Czytaj także: Żywienie płynne świń - żywienie na mokro. Warto?
Cena warchlaka zależna od ceny żywca wieprzowego
Obecnie za jednego importowanego warchlaka o wadze 30 kg płaci około 260 zł netto. Cena ta jest ściśle powiązana ze stawką proponowaną za tucznika. - Jeśli idzie w górę cena tucznika, automatycznie Dania podnosi cenę warchlaka. Nie dadzą nam za dużo zarobić - komentuje hodowca z Sędziwojewa.
Odbiorcę towaru rolnik ma od wielu lat stałego. Jest to firma Jutar z Łagiewnik Kościelnych koło Gniezna. - Co prawda fakturowanie sprzedaży idzie przez grupę producentów, do której należę, ale ceny wynegocjowałem z nimi osobiście już jakiś czas temu i jestem zadowolony. Nasza grupa akurat nie współpracuje z tym zakładem, ja jednak nie chciałem rezygnować ze współpracy z nim i pozostałem jego dostawcą - opowiada Michał Koszarek. Jakie więc korzyści upatruje w przynależności do grupy producenckiej?
- Za niższą cenę mogę kupić koncentrat i w dużych partiach zboże. Przywożą do mnie całymi samochodami towar, który jakościowo jest dobry. Bo kupując od rolników z wolnej ręki, tzw. przyczepkowiczów, można dostać różny materiał. Czasami jest zagrzybiony, są np. mykotoksyny. Poza tym, dzięki grupie mam dostęp do szkoleń - tłumaczy.
Konieczny nowy duży magazyn zbożowy
Nic w tym dziwnego, że rolnik z Sędziwojewa zwraca uwagę na stan zboża, które kupuje. W końcu co roku nabywa go 400 - 500 ton. - Mamy stałych dostawców, większych rolników uprawiających na 40-50 ha. Do tej pory współpracowaliśmy także ze Spółdzielnią Rolniczą w Grzybowie, ale przeszli na zboże konsumpcyjne i rzepak. Z „paszówki” zrezygnowali, dlatego musimy poszukać nowego dostawcy, ale poradzimy sobie z tym - zdradza Michał Koszarek.

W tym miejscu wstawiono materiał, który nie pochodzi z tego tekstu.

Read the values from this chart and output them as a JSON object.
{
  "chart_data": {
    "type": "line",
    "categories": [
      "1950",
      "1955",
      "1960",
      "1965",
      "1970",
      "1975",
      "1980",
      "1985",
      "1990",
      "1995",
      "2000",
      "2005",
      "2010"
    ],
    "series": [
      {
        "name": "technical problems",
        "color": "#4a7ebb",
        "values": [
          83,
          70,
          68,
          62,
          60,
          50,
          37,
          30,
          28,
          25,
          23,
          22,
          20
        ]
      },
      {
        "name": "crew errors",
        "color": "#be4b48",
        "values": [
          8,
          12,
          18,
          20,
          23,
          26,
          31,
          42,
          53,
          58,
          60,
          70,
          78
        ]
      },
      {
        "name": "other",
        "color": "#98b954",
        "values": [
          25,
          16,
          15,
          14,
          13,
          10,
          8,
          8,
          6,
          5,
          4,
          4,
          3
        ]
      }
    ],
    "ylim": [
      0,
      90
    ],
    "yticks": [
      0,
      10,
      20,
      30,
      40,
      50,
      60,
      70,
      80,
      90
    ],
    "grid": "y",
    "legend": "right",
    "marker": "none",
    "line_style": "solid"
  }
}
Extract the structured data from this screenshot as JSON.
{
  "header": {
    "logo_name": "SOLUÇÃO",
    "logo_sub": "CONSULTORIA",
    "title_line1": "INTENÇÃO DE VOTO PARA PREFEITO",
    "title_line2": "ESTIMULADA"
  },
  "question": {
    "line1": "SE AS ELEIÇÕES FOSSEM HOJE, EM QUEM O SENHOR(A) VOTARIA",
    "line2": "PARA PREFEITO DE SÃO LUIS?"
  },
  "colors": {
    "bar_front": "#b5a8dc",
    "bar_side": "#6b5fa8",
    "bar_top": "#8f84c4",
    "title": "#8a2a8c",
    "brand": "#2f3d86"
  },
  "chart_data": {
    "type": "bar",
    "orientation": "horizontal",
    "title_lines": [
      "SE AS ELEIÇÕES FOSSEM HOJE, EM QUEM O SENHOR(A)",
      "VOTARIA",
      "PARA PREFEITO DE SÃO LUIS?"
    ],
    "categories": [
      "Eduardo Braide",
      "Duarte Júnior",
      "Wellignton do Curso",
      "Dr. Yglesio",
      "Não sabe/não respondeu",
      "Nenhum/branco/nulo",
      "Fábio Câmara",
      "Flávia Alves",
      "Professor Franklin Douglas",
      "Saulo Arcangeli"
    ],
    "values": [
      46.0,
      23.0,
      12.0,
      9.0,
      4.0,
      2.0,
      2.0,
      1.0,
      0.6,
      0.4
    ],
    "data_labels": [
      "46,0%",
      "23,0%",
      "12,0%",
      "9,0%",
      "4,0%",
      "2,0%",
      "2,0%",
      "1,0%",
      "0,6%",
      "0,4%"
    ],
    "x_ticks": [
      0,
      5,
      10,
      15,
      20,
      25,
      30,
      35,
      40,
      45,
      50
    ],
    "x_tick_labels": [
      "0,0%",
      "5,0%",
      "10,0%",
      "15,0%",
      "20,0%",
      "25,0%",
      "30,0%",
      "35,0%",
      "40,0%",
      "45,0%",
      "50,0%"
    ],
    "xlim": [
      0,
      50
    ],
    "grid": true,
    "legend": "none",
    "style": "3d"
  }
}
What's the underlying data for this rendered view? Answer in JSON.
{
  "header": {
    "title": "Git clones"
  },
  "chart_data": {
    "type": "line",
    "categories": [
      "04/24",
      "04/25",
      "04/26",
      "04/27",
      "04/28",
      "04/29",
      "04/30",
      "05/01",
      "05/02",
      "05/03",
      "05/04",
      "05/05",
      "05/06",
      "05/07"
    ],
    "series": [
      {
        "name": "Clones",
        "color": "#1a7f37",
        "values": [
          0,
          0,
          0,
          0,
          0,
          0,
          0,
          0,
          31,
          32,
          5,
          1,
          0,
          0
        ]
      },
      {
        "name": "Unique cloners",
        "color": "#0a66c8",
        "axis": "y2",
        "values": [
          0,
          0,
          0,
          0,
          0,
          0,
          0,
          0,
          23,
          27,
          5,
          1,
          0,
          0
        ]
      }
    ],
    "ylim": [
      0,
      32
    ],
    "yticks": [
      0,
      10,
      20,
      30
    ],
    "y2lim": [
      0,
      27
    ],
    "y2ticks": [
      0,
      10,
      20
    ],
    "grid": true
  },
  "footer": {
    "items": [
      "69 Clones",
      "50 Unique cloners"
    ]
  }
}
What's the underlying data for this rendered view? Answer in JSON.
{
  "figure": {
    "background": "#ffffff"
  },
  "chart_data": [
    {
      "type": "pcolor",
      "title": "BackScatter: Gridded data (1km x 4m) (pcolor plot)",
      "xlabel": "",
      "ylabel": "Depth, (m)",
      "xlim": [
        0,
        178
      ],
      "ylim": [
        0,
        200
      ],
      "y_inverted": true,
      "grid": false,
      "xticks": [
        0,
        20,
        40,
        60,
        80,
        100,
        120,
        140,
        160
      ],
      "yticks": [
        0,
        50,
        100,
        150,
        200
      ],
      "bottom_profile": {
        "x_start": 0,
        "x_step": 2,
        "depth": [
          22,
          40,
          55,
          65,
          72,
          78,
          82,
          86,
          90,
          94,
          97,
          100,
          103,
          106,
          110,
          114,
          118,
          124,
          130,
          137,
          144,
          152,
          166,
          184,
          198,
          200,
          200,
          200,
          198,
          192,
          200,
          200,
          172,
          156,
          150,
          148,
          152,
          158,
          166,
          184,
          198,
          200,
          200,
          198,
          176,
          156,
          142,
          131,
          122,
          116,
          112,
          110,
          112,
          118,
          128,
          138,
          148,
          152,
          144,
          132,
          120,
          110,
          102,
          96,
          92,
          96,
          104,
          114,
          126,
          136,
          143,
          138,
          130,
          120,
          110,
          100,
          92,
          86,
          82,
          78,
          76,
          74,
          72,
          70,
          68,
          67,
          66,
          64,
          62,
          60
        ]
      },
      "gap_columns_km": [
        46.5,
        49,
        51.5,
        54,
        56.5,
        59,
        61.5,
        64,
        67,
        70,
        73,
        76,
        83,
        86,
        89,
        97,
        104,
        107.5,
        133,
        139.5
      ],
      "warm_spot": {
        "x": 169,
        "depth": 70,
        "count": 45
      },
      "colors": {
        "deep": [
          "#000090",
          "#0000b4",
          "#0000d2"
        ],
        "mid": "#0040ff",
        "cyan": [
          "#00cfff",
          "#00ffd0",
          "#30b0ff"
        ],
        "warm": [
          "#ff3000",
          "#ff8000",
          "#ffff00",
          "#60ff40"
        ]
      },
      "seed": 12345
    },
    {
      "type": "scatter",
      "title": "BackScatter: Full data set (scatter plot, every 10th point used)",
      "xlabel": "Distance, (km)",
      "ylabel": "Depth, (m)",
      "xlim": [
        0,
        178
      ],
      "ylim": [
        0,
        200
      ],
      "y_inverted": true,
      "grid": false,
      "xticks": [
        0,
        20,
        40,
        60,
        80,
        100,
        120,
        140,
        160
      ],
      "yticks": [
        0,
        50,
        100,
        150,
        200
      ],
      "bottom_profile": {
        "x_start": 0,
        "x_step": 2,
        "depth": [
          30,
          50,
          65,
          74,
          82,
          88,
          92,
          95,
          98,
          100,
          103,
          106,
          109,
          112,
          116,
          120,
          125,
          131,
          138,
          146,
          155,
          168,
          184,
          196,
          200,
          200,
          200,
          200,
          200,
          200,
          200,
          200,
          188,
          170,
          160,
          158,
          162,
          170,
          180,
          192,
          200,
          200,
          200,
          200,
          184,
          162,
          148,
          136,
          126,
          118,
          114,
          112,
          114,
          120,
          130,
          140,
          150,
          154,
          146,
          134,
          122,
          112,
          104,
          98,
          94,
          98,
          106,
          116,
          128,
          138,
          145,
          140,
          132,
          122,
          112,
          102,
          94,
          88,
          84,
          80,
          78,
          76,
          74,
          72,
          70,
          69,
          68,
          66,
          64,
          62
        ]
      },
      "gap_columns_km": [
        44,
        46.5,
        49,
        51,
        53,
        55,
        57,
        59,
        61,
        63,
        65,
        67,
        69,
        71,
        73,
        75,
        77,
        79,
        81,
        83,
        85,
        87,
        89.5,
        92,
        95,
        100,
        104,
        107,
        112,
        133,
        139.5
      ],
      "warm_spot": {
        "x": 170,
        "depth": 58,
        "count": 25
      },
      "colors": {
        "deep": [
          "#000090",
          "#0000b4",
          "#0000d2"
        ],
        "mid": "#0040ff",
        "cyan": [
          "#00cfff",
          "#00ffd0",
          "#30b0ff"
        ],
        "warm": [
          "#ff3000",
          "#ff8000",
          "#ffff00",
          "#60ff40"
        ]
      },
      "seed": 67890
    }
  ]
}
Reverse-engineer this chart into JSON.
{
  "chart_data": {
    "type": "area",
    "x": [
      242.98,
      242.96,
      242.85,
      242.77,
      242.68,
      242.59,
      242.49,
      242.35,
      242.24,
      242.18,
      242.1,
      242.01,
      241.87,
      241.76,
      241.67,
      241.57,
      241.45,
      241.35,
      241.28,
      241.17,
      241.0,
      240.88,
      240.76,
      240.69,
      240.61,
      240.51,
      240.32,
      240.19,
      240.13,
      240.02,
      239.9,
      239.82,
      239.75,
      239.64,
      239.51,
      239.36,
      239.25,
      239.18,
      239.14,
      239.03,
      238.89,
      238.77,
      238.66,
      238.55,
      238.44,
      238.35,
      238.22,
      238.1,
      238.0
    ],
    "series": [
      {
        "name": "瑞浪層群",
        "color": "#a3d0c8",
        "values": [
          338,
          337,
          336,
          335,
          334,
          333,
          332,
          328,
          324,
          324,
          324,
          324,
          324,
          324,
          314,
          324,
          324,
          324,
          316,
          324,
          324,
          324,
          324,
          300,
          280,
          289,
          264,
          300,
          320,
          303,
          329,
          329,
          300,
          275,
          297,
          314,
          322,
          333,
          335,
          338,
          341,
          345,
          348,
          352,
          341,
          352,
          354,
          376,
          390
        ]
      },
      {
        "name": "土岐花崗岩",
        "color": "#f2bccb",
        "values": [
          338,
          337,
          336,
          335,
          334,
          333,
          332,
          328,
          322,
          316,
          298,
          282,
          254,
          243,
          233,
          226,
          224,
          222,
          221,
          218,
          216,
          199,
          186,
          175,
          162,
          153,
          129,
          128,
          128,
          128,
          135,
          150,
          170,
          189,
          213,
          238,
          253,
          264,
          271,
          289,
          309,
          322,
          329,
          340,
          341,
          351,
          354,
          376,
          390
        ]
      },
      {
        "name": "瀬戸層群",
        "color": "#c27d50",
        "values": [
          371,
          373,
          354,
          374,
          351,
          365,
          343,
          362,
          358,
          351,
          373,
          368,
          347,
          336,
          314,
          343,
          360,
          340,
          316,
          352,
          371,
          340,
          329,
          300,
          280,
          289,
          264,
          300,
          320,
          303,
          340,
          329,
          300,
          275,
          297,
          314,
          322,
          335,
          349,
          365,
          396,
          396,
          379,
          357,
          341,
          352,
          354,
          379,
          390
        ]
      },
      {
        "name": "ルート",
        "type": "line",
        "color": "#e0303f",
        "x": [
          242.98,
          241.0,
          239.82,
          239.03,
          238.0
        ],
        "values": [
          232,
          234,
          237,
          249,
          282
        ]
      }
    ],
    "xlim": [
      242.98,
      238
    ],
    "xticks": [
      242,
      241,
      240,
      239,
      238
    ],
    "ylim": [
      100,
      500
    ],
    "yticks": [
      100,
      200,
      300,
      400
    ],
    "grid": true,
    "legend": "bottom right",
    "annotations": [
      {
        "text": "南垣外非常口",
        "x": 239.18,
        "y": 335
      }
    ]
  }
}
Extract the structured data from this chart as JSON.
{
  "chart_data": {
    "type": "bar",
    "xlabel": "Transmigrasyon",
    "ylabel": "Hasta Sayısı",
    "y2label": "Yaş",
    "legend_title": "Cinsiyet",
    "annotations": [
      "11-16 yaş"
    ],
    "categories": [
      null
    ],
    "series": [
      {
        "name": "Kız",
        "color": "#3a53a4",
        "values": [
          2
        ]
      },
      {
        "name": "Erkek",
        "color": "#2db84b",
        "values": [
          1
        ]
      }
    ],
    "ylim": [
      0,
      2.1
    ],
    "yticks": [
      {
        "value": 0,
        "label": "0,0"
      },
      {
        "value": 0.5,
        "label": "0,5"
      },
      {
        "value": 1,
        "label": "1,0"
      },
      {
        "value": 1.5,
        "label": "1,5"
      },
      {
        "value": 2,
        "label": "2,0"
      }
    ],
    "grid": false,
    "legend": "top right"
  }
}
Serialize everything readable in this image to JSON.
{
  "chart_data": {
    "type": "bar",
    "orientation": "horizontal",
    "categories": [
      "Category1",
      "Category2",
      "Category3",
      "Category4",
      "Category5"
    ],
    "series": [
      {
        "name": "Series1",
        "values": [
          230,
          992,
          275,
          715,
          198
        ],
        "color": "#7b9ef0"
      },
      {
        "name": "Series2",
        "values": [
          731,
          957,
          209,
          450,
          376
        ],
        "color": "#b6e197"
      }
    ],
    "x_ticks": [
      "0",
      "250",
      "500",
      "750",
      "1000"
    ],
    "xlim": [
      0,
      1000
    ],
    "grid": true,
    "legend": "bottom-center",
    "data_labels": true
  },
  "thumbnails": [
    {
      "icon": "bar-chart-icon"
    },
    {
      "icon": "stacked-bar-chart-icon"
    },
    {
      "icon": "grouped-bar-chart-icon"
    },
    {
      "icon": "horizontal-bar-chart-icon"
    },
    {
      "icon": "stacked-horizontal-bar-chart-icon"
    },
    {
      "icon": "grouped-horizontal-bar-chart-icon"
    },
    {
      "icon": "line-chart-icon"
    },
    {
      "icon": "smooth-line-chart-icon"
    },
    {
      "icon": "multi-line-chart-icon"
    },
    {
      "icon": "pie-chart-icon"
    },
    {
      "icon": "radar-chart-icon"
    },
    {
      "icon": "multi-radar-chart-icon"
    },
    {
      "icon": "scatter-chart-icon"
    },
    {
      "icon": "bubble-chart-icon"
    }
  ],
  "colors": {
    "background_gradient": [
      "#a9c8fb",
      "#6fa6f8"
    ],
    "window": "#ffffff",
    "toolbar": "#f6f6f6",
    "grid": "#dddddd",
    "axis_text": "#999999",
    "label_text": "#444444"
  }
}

Aby przechować takie ilości materiału, trzeba mieć odpowiednio duże pomieszczenia. Dlatego rolnik zdecydował się na budowę z własnych funduszy nowego magazynu z mieszalnią pasz. - Uznałem, że budynki, które mam, są niewystarczające i dlatego po drugiej stronie drogi buduję obiekt. Brakuje magazynu zbożowego. Silosy są o pojemności około 400 ton, to za mało. Gdy zboże jest tańsze i można byłoby je kupić, nie ma gdzie później go magazynować. A po drugie, wielu rolników nie inwestuje w magazyny, dlatego są zmuszeni materiał sprzedać po żniwach - mówi. Obiekt o powierzchni 600 m2 ma być gotowy na wiosnę.